Dalla parte dei dominati. Intervista a Bernard Lahire

di Gianfranco Brevetto

ITA/FRA versione originale in fondo

– Professor Lahire, nel 2010, lei ha scritto un libro molto interessante sul nostro autore: Franz Kafka. Éléments pour une théorie de la création littéraire[1]. Perché il legame tra Kafka e la sua opera è così importante ?

– Franz Kafka è stato tormentato in vita da una serie di problemi legati a suo padre, alla sua produzione, ai suoi rapporti con le donne e con il matrimonio, alle tensioni vissute tra esigenze professionali e lavoro creativo, al fatto di essere ebreo, ecc. Le sue problematiche esistenziali ossessive, le tensioni interne, i sentimenti di colpevolezza e oppressione, sono presenti nella scrittura dei suoi testi, lo inducono a praticare la letteratura come un’impresa di liberazione in cui mette a nudo le sue contraddizioni. I differenti elementi delle sue problematiche esistenziale si esprimono bene anche nei suoi comportamenti quotidiani, nei suoi sogni (ce ne ha lasciato il racconto di molte decine) come nella sua produzione letteraria.

– Nel suo libro dedicato a Kafka lei parla dell’importanza della biografia sociologica, ci può spiegare in cosa consiste?

– La biografia sociologica, come io la intendo, cerca in primo luogo di ricostruire le esperienze socializzatrici successive o parallele – familiari, scolari, professionali, sentimentali, politiche, religiose, sportive, ecc. – attraverso le quali la persona si è costituita e come queste si sono sedimentate in lui sotto forma di schemi e di disposizioni a credere, vedere, sentire, agire. Se si vuol comprendere ciò che “anima” gli individui, ciò che li spinge ad agire o a pensare come essi lo fanno, occorre imparare a conoscere i desideri e le preoccupazioni predominanti come si sono definite nel corso della loro storia. Per questo, la biografia sociologica, come oggettivazione dei differenti tempi, quadri, modalità e effetti della socializzazione nel corso del percorso individuale, è uno strumento indispensabile a disposizioni dei ricercatori.

Una certa diffidenza nei confronti dei metodi biografici in sociologia viene dal fatto che vi si scorge una maniera di isolare gli individui, di racchiuderli in un destino singolare, di cui sarebbe portatore dalle origini e che si dipanerebbe nel corso di una traiettoria lineare. Tuttavia, la biografia può essere il miglior modo di ricostruire l’insieme dei legami che tengono insieme o hanno tenuto insieme un dato individuo ad altri individui, a dei gruppi o a delle istituzioni, e ricostruire la fitta rete degli obblighi interiori (disposizionali) come di quelli esteriori (contestuali) che pesano in permanenza sui suoi atti, sui suoi sentimenti o i suoi pensieri. È anche il modo di cogliere le esperienze nell’ordine cronologico dei loro effetti.

Kafka è uno tra gli autori più difficile da leggere e interpretare della letteratura del secolo passato.

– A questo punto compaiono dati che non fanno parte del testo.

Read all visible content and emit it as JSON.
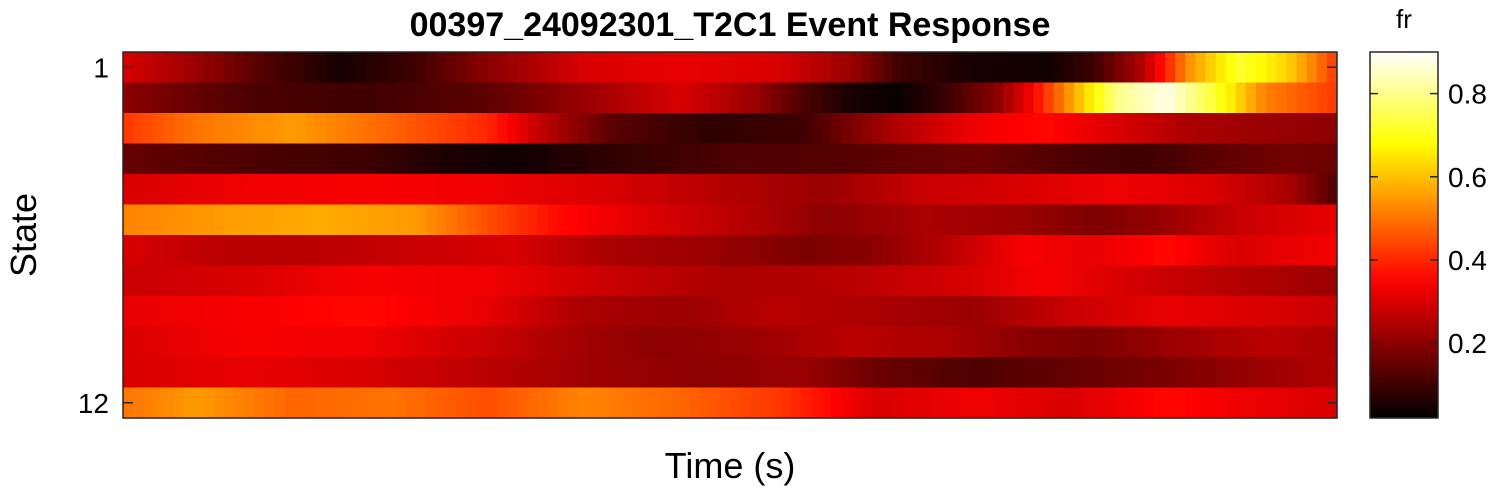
{
  "chart_data": {
    "type": "heatmap",
    "title": "00397_24092301_T2C1 Event Response",
    "xlabel": "Time (s)",
    "ylabel": "State",
    "y_tick_labels": [
      "1",
      "12"
    ],
    "y_tick_values": [
      1,
      12
    ],
    "rows": 12,
    "colorbar": {
      "title": "fr",
      "range": [
        0.02,
        0.9
      ],
      "ticks": [
        0.2,
        0.4,
        0.6,
        0.8
      ],
      "tick_labels": [
        "0.2",
        "0.4",
        "0.6",
        "0.8"
      ],
      "colormap": "hot"
    },
    "row_profiles": [
      [
        [
          0,
          0.3
        ],
        [
          0.06,
          0.22
        ],
        [
          0.12,
          0.12
        ],
        [
          0.18,
          0.05
        ],
        [
          0.24,
          0.1
        ],
        [
          0.3,
          0.2
        ],
        [
          0.38,
          0.3
        ],
        [
          0.46,
          0.32
        ],
        [
          0.54,
          0.3
        ],
        [
          0.6,
          0.22
        ],
        [
          0.64,
          0.1
        ],
        [
          0.7,
          0.05
        ],
        [
          0.76,
          0.04
        ],
        [
          0.8,
          0.1
        ],
        [
          0.84,
          0.25
        ],
        [
          0.88,
          0.55
        ],
        [
          0.92,
          0.72
        ],
        [
          0.96,
          0.62
        ],
        [
          1,
          0.42
        ]
      ],
      [
        [
          0,
          0.2
        ],
        [
          0.1,
          0.12
        ],
        [
          0.2,
          0.1
        ],
        [
          0.3,
          0.14
        ],
        [
          0.38,
          0.22
        ],
        [
          0.46,
          0.3
        ],
        [
          0.52,
          0.22
        ],
        [
          0.56,
          0.12
        ],
        [
          0.6,
          0.05
        ],
        [
          0.64,
          0.03
        ],
        [
          0.68,
          0.1
        ],
        [
          0.72,
          0.2
        ],
        [
          0.75,
          0.35
        ],
        [
          0.78,
          0.55
        ],
        [
          0.82,
          0.8
        ],
        [
          0.86,
          0.88
        ],
        [
          0.9,
          0.72
        ],
        [
          0.94,
          0.52
        ],
        [
          1,
          0.42
        ]
      ],
      [
        [
          0,
          0.42
        ],
        [
          0.06,
          0.5
        ],
        [
          0.14,
          0.55
        ],
        [
          0.22,
          0.48
        ],
        [
          0.3,
          0.4
        ],
        [
          0.34,
          0.28
        ],
        [
          0.4,
          0.14
        ],
        [
          0.48,
          0.08
        ],
        [
          0.56,
          0.1
        ],
        [
          0.6,
          0.18
        ],
        [
          0.64,
          0.25
        ],
        [
          0.7,
          0.33
        ],
        [
          0.76,
          0.36
        ],
        [
          0.82,
          0.3
        ],
        [
          0.88,
          0.24
        ],
        [
          0.94,
          0.22
        ],
        [
          1,
          0.2
        ]
      ],
      [
        [
          0,
          0.15
        ],
        [
          0.1,
          0.12
        ],
        [
          0.2,
          0.1
        ],
        [
          0.26,
          0.06
        ],
        [
          0.32,
          0.04
        ],
        [
          0.4,
          0.08
        ],
        [
          0.5,
          0.12
        ],
        [
          0.6,
          0.13
        ],
        [
          0.7,
          0.16
        ],
        [
          0.78,
          0.12
        ],
        [
          0.84,
          0.1
        ],
        [
          0.9,
          0.14
        ],
        [
          0.96,
          0.17
        ],
        [
          1,
          0.16
        ]
      ],
      [
        [
          0,
          0.3
        ],
        [
          0.1,
          0.33
        ],
        [
          0.2,
          0.34
        ],
        [
          0.3,
          0.33
        ],
        [
          0.4,
          0.3
        ],
        [
          0.5,
          0.25
        ],
        [
          0.58,
          0.22
        ],
        [
          0.66,
          0.28
        ],
        [
          0.74,
          0.3
        ],
        [
          0.82,
          0.33
        ],
        [
          0.9,
          0.3
        ],
        [
          0.96,
          0.24
        ],
        [
          1,
          0.12
        ]
      ],
      [
        [
          0,
          0.52
        ],
        [
          0.08,
          0.55
        ],
        [
          0.16,
          0.57
        ],
        [
          0.24,
          0.55
        ],
        [
          0.3,
          0.45
        ],
        [
          0.36,
          0.36
        ],
        [
          0.44,
          0.3
        ],
        [
          0.52,
          0.25
        ],
        [
          0.58,
          0.2
        ],
        [
          0.66,
          0.24
        ],
        [
          0.74,
          0.22
        ],
        [
          0.8,
          0.18
        ],
        [
          0.86,
          0.22
        ],
        [
          0.92,
          0.28
        ],
        [
          1,
          0.32
        ]
      ],
      [
        [
          0,
          0.3
        ],
        [
          0.08,
          0.26
        ],
        [
          0.16,
          0.26
        ],
        [
          0.24,
          0.28
        ],
        [
          0.32,
          0.3
        ],
        [
          0.4,
          0.24
        ],
        [
          0.48,
          0.22
        ],
        [
          0.56,
          0.18
        ],
        [
          0.62,
          0.2
        ],
        [
          0.68,
          0.26
        ],
        [
          0.74,
          0.34
        ],
        [
          0.8,
          0.32
        ],
        [
          0.86,
          0.36
        ],
        [
          0.92,
          0.3
        ],
        [
          1,
          0.34
        ]
      ],
      [
        [
          0,
          0.28
        ],
        [
          0.1,
          0.3
        ],
        [
          0.2,
          0.34
        ],
        [
          0.3,
          0.33
        ],
        [
          0.4,
          0.28
        ],
        [
          0.5,
          0.24
        ],
        [
          0.6,
          0.26
        ],
        [
          0.7,
          0.3
        ],
        [
          0.76,
          0.34
        ],
        [
          0.82,
          0.3
        ],
        [
          0.9,
          0.26
        ],
        [
          1,
          0.22
        ]
      ],
      [
        [
          0,
          0.32
        ],
        [
          0.1,
          0.34
        ],
        [
          0.2,
          0.36
        ],
        [
          0.3,
          0.32
        ],
        [
          0.38,
          0.24
        ],
        [
          0.46,
          0.22
        ],
        [
          0.54,
          0.26
        ],
        [
          0.62,
          0.24
        ],
        [
          0.7,
          0.22
        ],
        [
          0.78,
          0.28
        ],
        [
          0.86,
          0.32
        ],
        [
          0.94,
          0.3
        ],
        [
          1,
          0.28
        ]
      ],
      [
        [
          0,
          0.3
        ],
        [
          0.1,
          0.34
        ],
        [
          0.2,
          0.33
        ],
        [
          0.3,
          0.28
        ],
        [
          0.36,
          0.24
        ],
        [
          0.44,
          0.2
        ],
        [
          0.52,
          0.22
        ],
        [
          0.6,
          0.26
        ],
        [
          0.68,
          0.24
        ],
        [
          0.74,
          0.2
        ],
        [
          0.8,
          0.18
        ],
        [
          0.86,
          0.22
        ],
        [
          0.94,
          0.26
        ],
        [
          1,
          0.24
        ]
      ],
      [
        [
          0,
          0.3
        ],
        [
          0.1,
          0.32
        ],
        [
          0.2,
          0.3
        ],
        [
          0.3,
          0.26
        ],
        [
          0.4,
          0.22
        ],
        [
          0.48,
          0.2
        ],
        [
          0.56,
          0.22
        ],
        [
          0.62,
          0.16
        ],
        [
          0.7,
          0.12
        ],
        [
          0.78,
          0.15
        ],
        [
          0.86,
          0.18
        ],
        [
          0.94,
          0.22
        ],
        [
          1,
          0.25
        ]
      ],
      [
        [
          0,
          0.5
        ],
        [
          0.06,
          0.55
        ],
        [
          0.14,
          0.48
        ],
        [
          0.22,
          0.5
        ],
        [
          0.3,
          0.45
        ],
        [
          0.38,
          0.52
        ],
        [
          0.46,
          0.48
        ],
        [
          0.54,
          0.42
        ],
        [
          0.58,
          0.36
        ],
        [
          0.62,
          0.3
        ],
        [
          0.7,
          0.33
        ],
        [
          0.78,
          0.3
        ],
        [
          0.86,
          0.36
        ],
        [
          0.92,
          0.33
        ],
        [
          1,
          0.3
        ]
      ]
    ]
  }
}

Franz faceva parte di una minoranza linguistica e religiosa. Come queste condizioni hanno influito nella sua creazione letteraria?

– Uno dei grandi problemi che tormenta Kafka, e che pervade la sua opera, è quello della dominazione, e particolarmente la dominazione considerata dal punto di vista del dominato, con il suo sentimento di colpa, la sua autosvalutazione, la sua ammirazione per il dominante, ecc. Ora, anche se è vissuto in un ambiente borghese, Kafka conosceva la dominazione su più livelli: sul piano personale, in rapporto a suo padre che lo schiacciava con la sua energia, forza, autorità; sul piano religioso, in quanto ebreo (assimilato) in una società a dominanza cattolica dove l’antisemitismo era permanente; sul piano linguistico in quanto ceco di lingua tedesca ma con un accento riconoscibile e molto meno legittimo del tedesco parlato a Berlino o a Vienna. Tutta questa situazione che egli vive struttura la sua opera, anche se sotto forma di metafore.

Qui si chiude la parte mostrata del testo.